Wednesday, March 28, 2012

"German Teacher"! How Dare You?!

In February 1919, in reporting on Albert Wolkenhauer's recovery from the Spanish influenza, the Gazette referred to him as the "German teacher."

Prof. Wolkenhauer shot back with a long letter of protest. By that offhanded remark, he said, had been "gravely offended, held up to ridicule by the public," and implicitly called "an alien enemy."

In its March 14 edition, the Gazette's editor apologized and assured his readers that he had intended to cast no aspersions on the Professor's character or patriotism. He had simply used a long-accepted description. For many years people in Hobart had referred to the Trinity Lutheran school as the "German school" and any teacher there as a "German teacher." Such descriptions had only recently become offensive, and old habits were hard to break. But he would try, in the future, to remember to refer to the school as the "Lutheran school."

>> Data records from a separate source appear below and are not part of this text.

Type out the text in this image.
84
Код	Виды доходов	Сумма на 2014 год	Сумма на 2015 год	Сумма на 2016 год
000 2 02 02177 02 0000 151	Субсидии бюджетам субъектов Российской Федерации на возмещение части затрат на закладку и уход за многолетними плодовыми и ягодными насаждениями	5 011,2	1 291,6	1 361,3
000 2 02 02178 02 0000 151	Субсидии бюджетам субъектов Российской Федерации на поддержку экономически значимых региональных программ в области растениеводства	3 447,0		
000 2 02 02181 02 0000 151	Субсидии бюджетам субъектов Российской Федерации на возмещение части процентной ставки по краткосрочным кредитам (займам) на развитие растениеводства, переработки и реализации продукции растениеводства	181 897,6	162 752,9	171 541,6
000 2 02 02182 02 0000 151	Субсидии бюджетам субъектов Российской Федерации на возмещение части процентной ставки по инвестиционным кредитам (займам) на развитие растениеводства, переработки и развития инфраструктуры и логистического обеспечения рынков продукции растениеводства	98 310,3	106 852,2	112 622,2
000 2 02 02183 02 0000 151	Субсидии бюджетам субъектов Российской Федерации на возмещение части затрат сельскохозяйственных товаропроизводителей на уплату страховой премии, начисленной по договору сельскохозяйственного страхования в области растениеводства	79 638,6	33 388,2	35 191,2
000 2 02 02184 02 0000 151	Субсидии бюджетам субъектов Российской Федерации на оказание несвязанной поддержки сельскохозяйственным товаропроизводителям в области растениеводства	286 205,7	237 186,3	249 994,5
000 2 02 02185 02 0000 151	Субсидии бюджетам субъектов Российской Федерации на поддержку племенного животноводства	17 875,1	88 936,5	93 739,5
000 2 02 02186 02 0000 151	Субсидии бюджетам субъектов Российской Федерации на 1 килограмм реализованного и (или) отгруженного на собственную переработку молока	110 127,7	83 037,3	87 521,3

The Gazette did not print Prof. Wolkenhauer's letter because it "would not be of interest to the general public" — by that, I'm guessing the letter was pretty strongly worded. But by the next week, the Professor had cooled off a little, and taken the time to write a reasoned defense of the "Lutheran school," which the Gazette did print. In that article we get a better idea of why the Professor had reacted so strongly. He mentions that lately Lutheran institutions had suffered "vicious attacks in many quarters," both local and general — and while I expect many unpleasant things were said about German Lutherans when the "anti-German bill" was being considered, I do not think that the "vicious attacks" were anything but verbal. Not lately, anyway. During the previous autumn's patriotic hysteria, it was a different story. As we already know, several cars outside the Hobart's German Lutheran church had been vandalized, but now we learn that the Trinity school building itself (the old church building on Center Street) had also been defaced.

Communicated
(Click on image to enlarge)


Sources:
♦ "Communicated." Hobart Gazette 21 Mar. 1919.
♦ "Local Drifts." Hobart Gazette 14 Mar. 1919.

1 comment:

Suzi Emig said...

I remember that in the 1950's Prof. Wolkenhauer was still very active as a substitute teacher at Trinity Lutheran School and as a piano tuner. I don't know how old he was then, probably not as old as he seemed to us kids!